Initiatives et innovations : l’e-agriculture et les circuits courts par “Marché d’ici” à Lavardac…

Initiatives et innovations émergent de toutes parts. Le monde agricole bouge. Le numérique fait irruption dans la commercialisation des produits agricoles.

La Dépêche du Midi du 16 Avril 2018 publie un très intéressant reportage (N.E) sur la e-agriculture et les circuits courts.

Gérard Formaggio

«Marché d’ici» : l’e-agriculture et les circuits courts

Avec le développement du site et sa portée nationale, l'équipe espère bien s'agrandir d'ici quelques mois./ Photo DDM, N.E
Avec le développement du site et sa portée nationale, l’équipe espère bien s’agrandir d’ici quelques mois./ Photo DDM, N.E

«Marché d’ici» c’est un peu le Blablacar des agriculteurs. Si l’idée a émergé il y a déjà plus de trois ans, la structure est réellement née en octobre dernier à Lavardac. Plateforme innovante au service des producteurs et des consommateurs, ce n’est qu’une question de jours avant que le site ne soit révélé au public. «On a déjà près de 300 personnes pré-inscrites dont une centaine de producteurs, s’enthousiasme Romain Capelle, l’un des fondateurs du projet. Et ce sont principalement des gens qui sont arrivés sur le site par hasard.»

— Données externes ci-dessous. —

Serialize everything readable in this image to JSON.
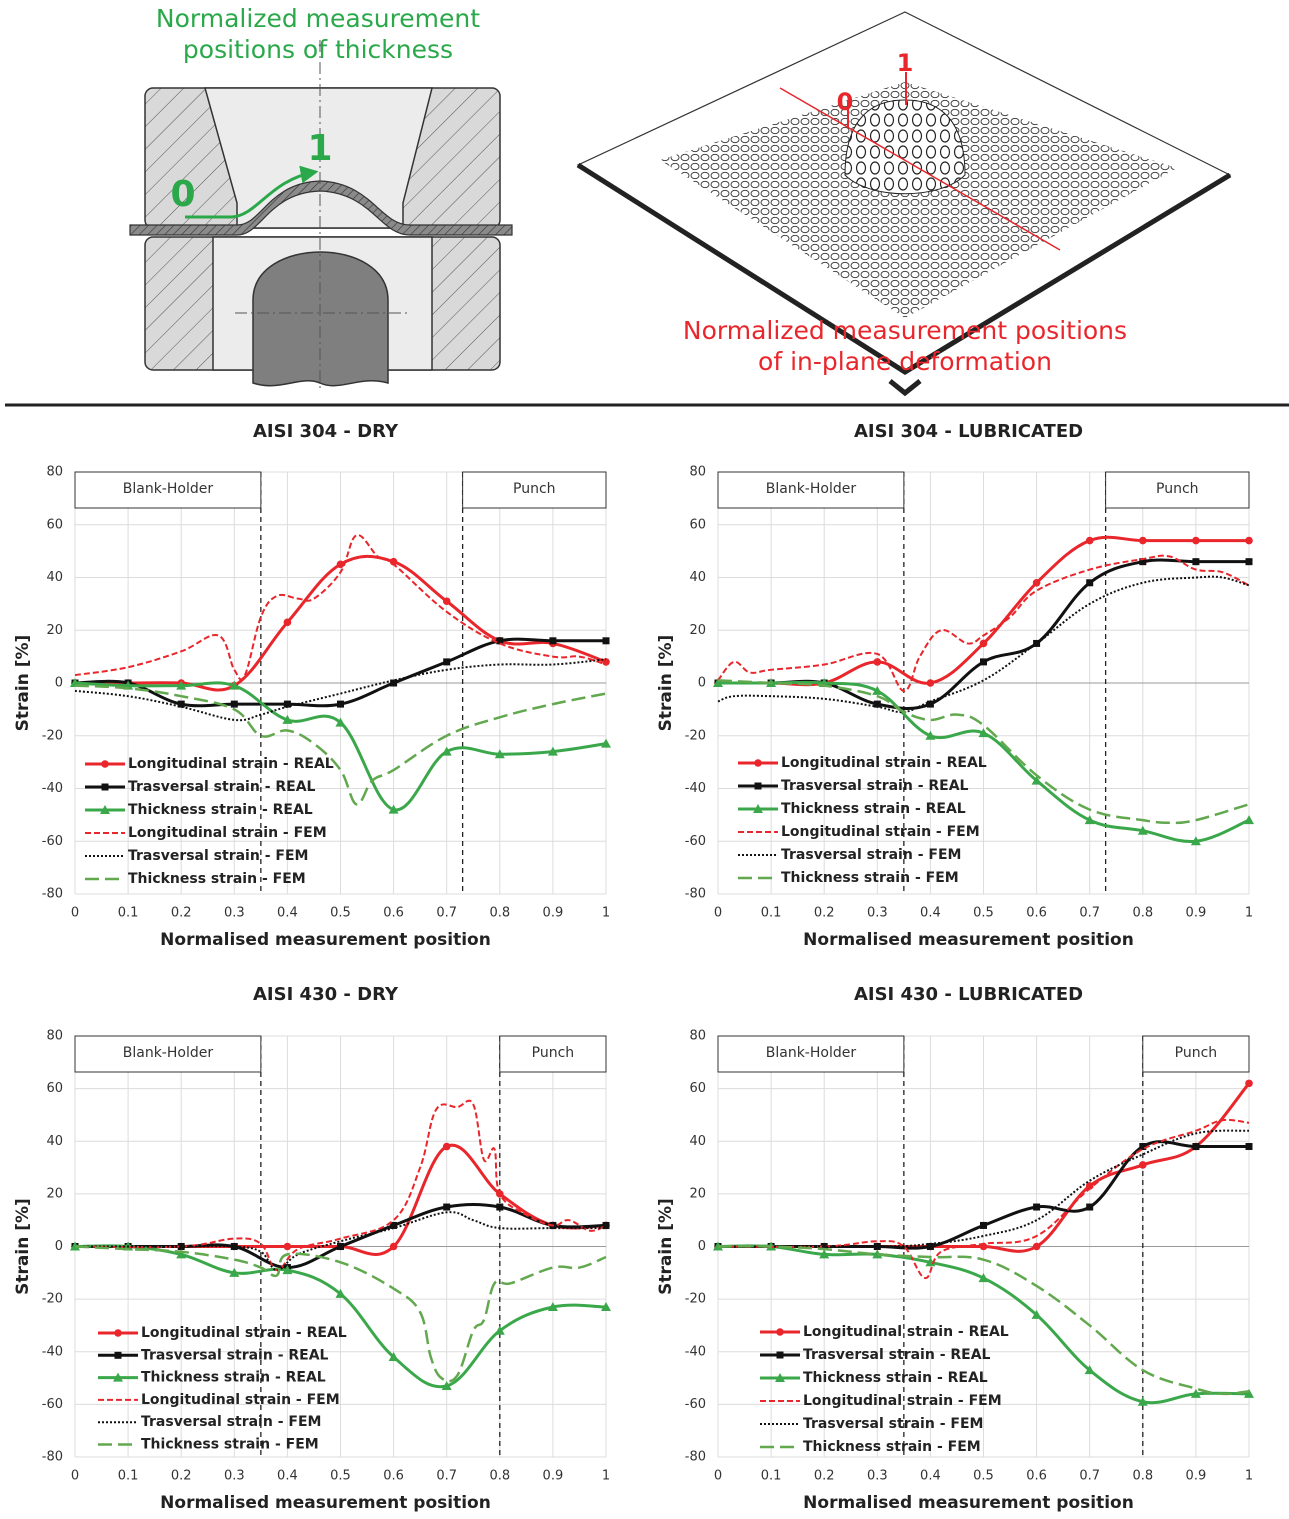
{
  "diagram": {
    "left": {
      "title_lines": [
        "Normalized measurement",
        "positions of thickness"
      ],
      "start_label": "0",
      "end_label": "1"
    },
    "right": {
      "title_lines": [
        "Normalized measurement positions",
        "of in-plane deformation"
      ],
      "start_label": "0",
      "end_label": "1"
    }
  },
  "chart_data": [
    {
      "type": "line",
      "title": "AISI 304 - DRY",
      "xlabel": "Normalised measurement position",
      "ylabel": "Strain [%]",
      "xlim": [
        0,
        1
      ],
      "xticks": [
        0,
        0.1,
        0.2,
        0.3,
        0.4,
        0.5,
        0.6,
        0.7,
        0.8,
        0.9,
        1
      ],
      "ylim": [
        -80,
        80
      ],
      "yticks": [
        -80,
        -60,
        -40,
        -20,
        0,
        20,
        40,
        60,
        80
      ],
      "grid": true,
      "legend": "lower left",
      "regions": [
        {
          "label": "Blank-Holder",
          "x": 0.35,
          "side": "left"
        },
        {
          "label": "Punch",
          "x": 0.73,
          "side": "right"
        }
      ],
      "series": [
        {
          "name": "Longitudinal strain - REAL",
          "color": "#e8262b",
          "style": "solid",
          "marker": "circle",
          "x": [
            0,
            0.1,
            0.2,
            0.3,
            0.4,
            0.5,
            0.6,
            0.7,
            0.8,
            0.9,
            1
          ],
          "values": [
            0,
            0,
            0,
            -1,
            23,
            45,
            46,
            31,
            16,
            15,
            8
          ]
        },
        {
          "name": "Trasversal strain - REAL",
          "color": "#111111",
          "style": "solid",
          "marker": "square",
          "x": [
            0,
            0.1,
            0.2,
            0.3,
            0.4,
            0.5,
            0.6,
            0.7,
            0.8,
            0.9,
            1
          ],
          "values": [
            0,
            0,
            -8,
            -8,
            -8,
            -8,
            0,
            8,
            16,
            16,
            16
          ]
        },
        {
          "name": "Thickness strain - REAL",
          "color": "#3aa84a",
          "style": "solid",
          "marker": "triangle",
          "x": [
            0,
            0.1,
            0.2,
            0.3,
            0.4,
            0.5,
            0.6,
            0.7,
            0.8,
            0.9,
            1
          ],
          "values": [
            0,
            -1,
            -1,
            -1,
            -14,
            -15,
            -48,
            -26,
            -27,
            -26,
            -23
          ]
        },
        {
          "name": "Longitudinal strain - FEM",
          "color": "#e8262b",
          "style": "dashed",
          "x": [
            0,
            0.1,
            0.2,
            0.27,
            0.3,
            0.32,
            0.35,
            0.38,
            0.42,
            0.45,
            0.5,
            0.53,
            0.57,
            0.6,
            0.7,
            0.8,
            0.9,
            0.95,
            1
          ],
          "values": [
            3,
            6,
            12,
            18,
            5,
            3,
            25,
            33,
            32,
            32,
            42,
            56,
            48,
            45,
            27,
            15,
            10,
            10,
            7
          ]
        },
        {
          "name": "Trasversal strain - FEM",
          "color": "#111111",
          "style": "dotted",
          "x": [
            0,
            0.1,
            0.2,
            0.3,
            0.35,
            0.4,
            0.5,
            0.6,
            0.7,
            0.8,
            0.9,
            1
          ],
          "values": [
            -3,
            -5,
            -9,
            -14,
            -12,
            -9,
            -4,
            1,
            5,
            7,
            7,
            9
          ]
        },
        {
          "name": "Thickness strain - FEM",
          "color": "#62a84e",
          "style": "long-dashed",
          "x": [
            0,
            0.1,
            0.2,
            0.3,
            0.35,
            0.4,
            0.45,
            0.5,
            0.53,
            0.56,
            0.6,
            0.7,
            0.8,
            0.9,
            1
          ],
          "values": [
            -1,
            -2,
            -5,
            -10,
            -20,
            -18,
            -23,
            -33,
            -46,
            -37,
            -33,
            -20,
            -13,
            -8,
            -4
          ]
        }
      ]
    },
    {
      "type": "line",
      "title": "AISI 304 - LUBRICATED",
      "xlabel": "Normalised measurement position",
      "ylabel": "Strain [%]",
      "xlim": [
        0,
        1
      ],
      "xticks": [
        0,
        0.1,
        0.2,
        0.3,
        0.4,
        0.5,
        0.6,
        0.7,
        0.8,
        0.9,
        1
      ],
      "ylim": [
        -80,
        80
      ],
      "yticks": [
        -80,
        -60,
        -40,
        -20,
        0,
        20,
        40,
        60,
        80
      ],
      "grid": true,
      "legend": "lower left",
      "regions": [
        {
          "label": "Blank-Holder",
          "x": 0.35,
          "side": "left"
        },
        {
          "label": "Punch",
          "x": 0.73,
          "side": "right"
        }
      ],
      "series": [
        {
          "name": "Longitudinal strain - REAL",
          "color": "#e8262b",
          "style": "solid",
          "marker": "circle",
          "x": [
            0,
            0.1,
            0.2,
            0.3,
            0.4,
            0.5,
            0.6,
            0.7,
            0.8,
            0.9,
            1
          ],
          "values": [
            0,
            0,
            0,
            8,
            0,
            15,
            38,
            54,
            54,
            54,
            54
          ]
        },
        {
          "name": "Trasversal strain - REAL",
          "color": "#111111",
          "style": "solid",
          "marker": "square",
          "x": [
            0,
            0.1,
            0.2,
            0.3,
            0.4,
            0.5,
            0.6,
            0.7,
            0.8,
            0.9,
            1
          ],
          "values": [
            0,
            0,
            0,
            -8,
            -8,
            8,
            15,
            38,
            46,
            46,
            46
          ]
        },
        {
          "name": "Thickness strain - REAL",
          "color": "#3aa84a",
          "style": "solid",
          "marker": "triangle",
          "x": [
            0,
            0.1,
            0.2,
            0.3,
            0.4,
            0.5,
            0.6,
            0.7,
            0.8,
            0.9,
            1
          ],
          "values": [
            0,
            0,
            0,
            -3,
            -20,
            -19,
            -37,
            -52,
            -56,
            -60,
            -52
          ]
        },
        {
          "name": "Longitudinal strain - FEM",
          "color": "#e8262b",
          "style": "dashed",
          "x": [
            0,
            0.03,
            0.06,
            0.1,
            0.2,
            0.3,
            0.35,
            0.38,
            0.42,
            0.47,
            0.5,
            0.55,
            0.6,
            0.7,
            0.8,
            0.85,
            0.9,
            0.95,
            1
          ],
          "values": [
            1,
            8,
            4,
            5,
            7,
            11,
            -3,
            10,
            20,
            15,
            18,
            25,
            35,
            43,
            47,
            48,
            43,
            42,
            37
          ]
        },
        {
          "name": "Trasversal strain - FEM",
          "color": "#111111",
          "style": "dotted",
          "x": [
            0,
            0.03,
            0.1,
            0.2,
            0.3,
            0.35,
            0.4,
            0.5,
            0.6,
            0.7,
            0.8,
            0.9,
            0.95,
            1
          ],
          "values": [
            -7,
            -5,
            -5,
            -6,
            -9,
            -11,
            -7,
            1,
            15,
            30,
            38,
            40,
            40,
            37
          ]
        },
        {
          "name": "Thickness strain - FEM",
          "color": "#62a84e",
          "style": "long-dashed",
          "x": [
            0,
            0.1,
            0.2,
            0.3,
            0.35,
            0.4,
            0.45,
            0.5,
            0.6,
            0.7,
            0.8,
            0.85,
            0.9,
            1
          ],
          "values": [
            1,
            0,
            -1,
            -5,
            -11,
            -14,
            -12,
            -16,
            -35,
            -48,
            -52,
            -53,
            -52,
            -46
          ]
        }
      ]
    },
    {
      "type": "line",
      "title": "AISI 430 - DRY",
      "xlabel": "Normalised measurement position",
      "ylabel": "Strain [%]",
      "xlim": [
        0,
        1
      ],
      "xticks": [
        0,
        0.1,
        0.2,
        0.3,
        0.4,
        0.5,
        0.6,
        0.7,
        0.8,
        0.9,
        1
      ],
      "ylim": [
        -80,
        80
      ],
      "yticks": [
        -80,
        -60,
        -40,
        -20,
        0,
        20,
        40,
        60,
        80
      ],
      "grid": true,
      "legend": "lower left",
      "regions": [
        {
          "label": "Blank-Holder",
          "x": 0.35,
          "side": "left"
        },
        {
          "label": "Punch",
          "x": 0.8,
          "side": "right"
        }
      ],
      "series": [
        {
          "name": "Longitudinal strain - REAL",
          "color": "#e8262b",
          "style": "solid",
          "marker": "circle",
          "x": [
            0,
            0.1,
            0.2,
            0.3,
            0.4,
            0.5,
            0.6,
            0.7,
            0.8,
            0.9,
            1
          ],
          "values": [
            0,
            0,
            0,
            0,
            0,
            0,
            0,
            38,
            20,
            8,
            8
          ]
        },
        {
          "name": "Trasversal strain - REAL",
          "color": "#111111",
          "style": "solid",
          "marker": "square",
          "x": [
            0,
            0.1,
            0.2,
            0.3,
            0.4,
            0.5,
            0.6,
            0.7,
            0.8,
            0.9,
            1
          ],
          "values": [
            0,
            0,
            0,
            0,
            -8,
            0,
            8,
            15,
            15,
            8,
            8
          ]
        },
        {
          "name": "Thickness strain - REAL",
          "color": "#3aa84a",
          "style": "solid",
          "marker": "triangle",
          "x": [
            0,
            0.1,
            0.2,
            0.3,
            0.4,
            0.5,
            0.6,
            0.7,
            0.8,
            0.9,
            1
          ],
          "values": [
            0,
            0,
            -3,
            -10,
            -9,
            -18,
            -42,
            -53,
            -32,
            -23,
            -23
          ]
        },
        {
          "name": "Longitudinal strain - FEM",
          "color": "#e8262b",
          "style": "dashed",
          "x": [
            0,
            0.2,
            0.3,
            0.35,
            0.38,
            0.42,
            0.5,
            0.6,
            0.65,
            0.68,
            0.72,
            0.75,
            0.77,
            0.79,
            0.8,
            0.85,
            0.9,
            0.93,
            0.97,
            1
          ],
          "values": [
            0,
            0,
            3,
            1,
            -9,
            -1,
            3,
            10,
            30,
            52,
            53,
            54,
            33,
            37,
            20,
            12,
            8,
            10,
            6,
            8
          ]
        },
        {
          "name": "Trasversal strain - FEM",
          "color": "#111111",
          "style": "dotted",
          "x": [
            0,
            0.2,
            0.3,
            0.35,
            0.38,
            0.42,
            0.5,
            0.6,
            0.7,
            0.75,
            0.8,
            0.9,
            1
          ],
          "values": [
            0,
            0,
            0,
            -2,
            -9,
            -3,
            2,
            7,
            13,
            10,
            7,
            7,
            7
          ]
        },
        {
          "name": "Thickness strain - FEM",
          "color": "#62a84e",
          "style": "long-dashed",
          "x": [
            0,
            0.1,
            0.2,
            0.3,
            0.35,
            0.38,
            0.4,
            0.5,
            0.6,
            0.65,
            0.67,
            0.69,
            0.72,
            0.75,
            0.77,
            0.79,
            0.82,
            0.9,
            0.95,
            1
          ],
          "values": [
            0,
            -1,
            -2,
            -5,
            -8,
            -11,
            -3,
            -6,
            -16,
            -25,
            -42,
            -50,
            -49,
            -32,
            -28,
            -14,
            -14,
            -8,
            -8,
            -4
          ]
        }
      ]
    },
    {
      "type": "line",
      "title": "AISI 430 - LUBRICATED",
      "xlabel": "Normalised measurement position",
      "ylabel": "Strain [%]",
      "xlim": [
        0,
        1
      ],
      "xticks": [
        0,
        0.1,
        0.2,
        0.3,
        0.4,
        0.5,
        0.6,
        0.7,
        0.8,
        0.9,
        1
      ],
      "ylim": [
        -80,
        80
      ],
      "yticks": [
        -80,
        -60,
        -40,
        -20,
        0,
        20,
        40,
        60,
        80
      ],
      "grid": true,
      "legend": "lower left",
      "regions": [
        {
          "label": "Blank-Holder",
          "x": 0.35,
          "side": "left"
        },
        {
          "label": "Punch",
          "x": 0.8,
          "side": "right"
        }
      ],
      "series": [
        {
          "name": "Longitudinal strain - REAL",
          "color": "#e8262b",
          "style": "solid",
          "marker": "circle",
          "x": [
            0,
            0.1,
            0.2,
            0.3,
            0.4,
            0.5,
            0.6,
            0.7,
            0.8,
            0.9,
            1
          ],
          "values": [
            0,
            0,
            0,
            0,
            0,
            0,
            0,
            23,
            31,
            38,
            62
          ]
        },
        {
          "name": "Trasversal strain - REAL",
          "color": "#111111",
          "style": "solid",
          "marker": "square",
          "x": [
            0,
            0.1,
            0.2,
            0.3,
            0.4,
            0.5,
            0.6,
            0.7,
            0.8,
            0.9,
            1
          ],
          "values": [
            0,
            0,
            0,
            0,
            0,
            8,
            15,
            15,
            38,
            38,
            38
          ]
        },
        {
          "name": "Thickness strain - REAL",
          "color": "#3aa84a",
          "style": "solid",
          "marker": "triangle",
          "x": [
            0,
            0.1,
            0.2,
            0.3,
            0.4,
            0.5,
            0.6,
            0.7,
            0.8,
            0.9,
            1
          ],
          "values": [
            0,
            0,
            -3,
            -3,
            -6,
            -12,
            -26,
            -47,
            -59,
            -56,
            -56
          ]
        },
        {
          "name": "Longitudinal strain - FEM",
          "color": "#e8262b",
          "style": "dashed",
          "x": [
            0,
            0.2,
            0.3,
            0.35,
            0.39,
            0.42,
            0.5,
            0.6,
            0.7,
            0.8,
            0.9,
            0.95,
            1
          ],
          "values": [
            0,
            0,
            2,
            0,
            -12,
            -2,
            1,
            4,
            22,
            37,
            44,
            48,
            47
          ]
        },
        {
          "name": "Trasversal strain - FEM",
          "color": "#111111",
          "style": "dotted",
          "x": [
            0,
            0.3,
            0.4,
            0.5,
            0.6,
            0.7,
            0.8,
            0.9,
            1
          ],
          "values": [
            0,
            0,
            1,
            4,
            10,
            25,
            35,
            43,
            44
          ]
        },
        {
          "name": "Thickness strain - FEM",
          "color": "#62a84e",
          "style": "long-dashed",
          "x": [
            0,
            0.1,
            0.2,
            0.3,
            0.4,
            0.5,
            0.6,
            0.7,
            0.8,
            0.9,
            0.95,
            1
          ],
          "values": [
            0,
            0,
            -1,
            -3,
            -4,
            -5,
            -15,
            -30,
            -47,
            -54,
            -56,
            -55
          ]
        }
      ]
    }
  ]
}
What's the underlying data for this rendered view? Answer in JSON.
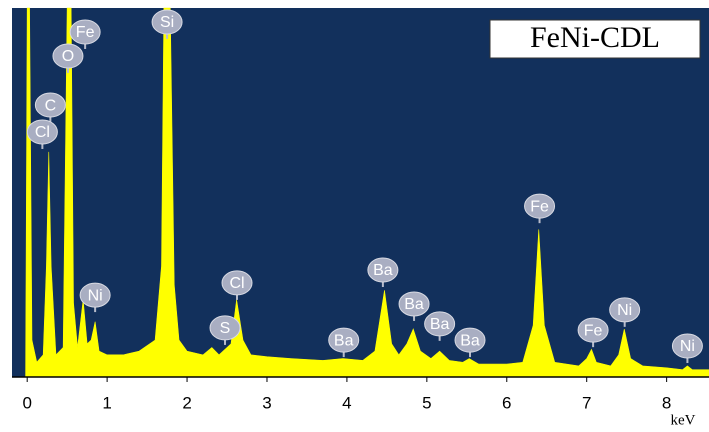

De la choucroute au concept

Cette histoire c’est celle des quatre mousquetaires : Romain, Julien, Vincent et Yann. «Marché d’ici» c’est le fruit d’une anecdote et de quatre fondateurs sensibles aux questions de l’agriculture actuelle et des circuits courts. «Des proches originaires d’Alsace sont venus dans le Lot-et-Garonne il y a quelques années. J’ai voulu leur faire plaisir en leur cuisinant une choucroute mais impossible d’en trouver une digne de ce nom dans la région si ce n’est des conserves…» De la choucroute, sont nés les prémices de «Marché d’ici». Ainsi, les consommateurs auront tout le loisir de commander des produits qu’ils ne trouvent pas dans leur région, le tout sur un mode de circuit court. «Un jour on a entendu dans une émission radio qu’un produit français fait en moyenne 1 500 kilomètres avant d’être consommé. Ça a mis le doigt sur un système de distribution dont on a voulu réduire le voyage tout en restant sur des produits frais et locaux.»

L’artisan au cœur du web

Pour Romain Capelle, la toile a une place essentielle dans le commerce aujourd’hui. De plus en plus de consommateurs se tournent vers l’Internet pour commander leurs produits, notamment les spécialités d’autres régions. «Le problème majeur c’est que quand un artisan se lance dans l’e-commerce, c’est souvent à perte. Il y a le coût du site, la pub, le référencement… C’est comme ça qu’on a eu l’idée de créer cette plateforme où tous les artisans basés en France pourront s’inscrire.»

De là, un système de boutique en ligne gratuite avec contact, géolocalisation, produits aux prix qu’ils souhaitent vendre… Et l’équipe y gagne. «Le modèle économique de notre site se base sur une commission. Si un consommateur décide de commander via le site, on récupère 10 % sur la vente». L’avantage pour les clients, c’est le ticket de caisse transparent. «La personne aura une visibilité totale sur la part qui revient au site et celle qui revient au producteur.» Même politique de transparence pour les produits. Pour l’équipe, il était important de se mettre dans la peau des artisans mais aussi des consommateurs. «Les internautes pourront voir la provenance des produits, leur origine et les artisans pourront expliquer le pourquoi du comment de cette origine», précise le fondateur.

Et si «Marché d’ici» c’est parti de quatre cerveaux, l’équipe espère bien s’agrandir encore. «On table vraiment sur une campagne au niveau national. Plus on aura de producteurs inscrits, plus on aura besoin de personnes dans la team», sourit Romain.